Living and doing with chronic pain: clients' and therapists' perspective
Van Huet, H, Stancliffe, R, Innes, E & Beltran, R 2011, 'Living and doing with chronic pain: clients' and therapists' perspective', paper presented to Occupational Therapy Australia 24th National Conference & Exhibition, Gold Coast Convention Centre, 28 June - 1 July.
Abstract in Australian Occupational Therapy Journal, vol. 58, supp. 1, p. 45.
Introduction: Chronic pain within the Australian context has been noted to be third only to cardiovascular disease and musculoskeletal conditions in terms of health expenditure (Access Economics, November 2007). Chronic pain programs have existed for more than 20 years, but how effective are they at providing long-term management for participants?
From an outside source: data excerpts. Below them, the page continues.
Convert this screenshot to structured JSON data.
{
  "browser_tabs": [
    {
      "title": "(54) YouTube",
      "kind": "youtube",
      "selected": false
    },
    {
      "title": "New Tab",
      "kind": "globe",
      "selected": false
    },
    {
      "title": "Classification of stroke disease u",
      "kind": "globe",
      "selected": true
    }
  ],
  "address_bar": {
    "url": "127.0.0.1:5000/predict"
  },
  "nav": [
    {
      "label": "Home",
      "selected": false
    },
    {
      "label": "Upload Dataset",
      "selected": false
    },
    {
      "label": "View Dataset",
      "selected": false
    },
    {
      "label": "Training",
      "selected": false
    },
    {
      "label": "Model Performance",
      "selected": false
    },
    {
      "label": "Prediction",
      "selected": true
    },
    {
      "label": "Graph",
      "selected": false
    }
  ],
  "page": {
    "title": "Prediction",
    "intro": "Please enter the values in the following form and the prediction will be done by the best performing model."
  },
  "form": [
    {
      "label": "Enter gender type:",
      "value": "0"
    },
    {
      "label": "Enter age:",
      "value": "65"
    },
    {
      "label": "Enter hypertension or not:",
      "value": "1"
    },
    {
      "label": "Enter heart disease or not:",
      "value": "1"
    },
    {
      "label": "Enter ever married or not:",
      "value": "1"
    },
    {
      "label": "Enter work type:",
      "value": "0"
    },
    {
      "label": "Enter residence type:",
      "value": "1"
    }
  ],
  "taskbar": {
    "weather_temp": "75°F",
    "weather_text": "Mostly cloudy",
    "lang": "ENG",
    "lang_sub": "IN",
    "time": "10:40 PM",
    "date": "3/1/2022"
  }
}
Objectives: The primary objective of this research was to: (i) Identify what predicts long-term pain management from pain program participants’ and occupational therapists’ perspectives.
Methods: This doctoral research using qualitative methods sought the perspectives of 15 past participants of a chronic pain program (18+ months post program) and nine occupational therapists working in chronic pain practice settings. In-depth interviews with a narrative focus were conducted to explore the factors that predicted long-term management. Analysis of the data was interpretive and inductive and identified themes common to both past pain program participants and therapists.
Results: Common themes that arose from the data included ‘being ready’, ‘accepting pain’, ‘having valued roles’, ‘doing everyday things’, and ‘having ongoing support’. Additionally behavioural methods and adaptive strategies used in pain programs were critiqued by both groups.
Practice Implications: This research contributes to the evidence base of occupational therapy by: (i) Providing evidence that occupational therapists are aware of what factors influence chronic pain for their clients; (ii) Reinforcing the need for occupational therapists to measure the outcomes of their interventions both subjectively and objectively using latest chronic pain theories and methods
Conclusion: Findings from the research support strategy use and engagement in meaningful occupations and roles as critical to ongoing pain management.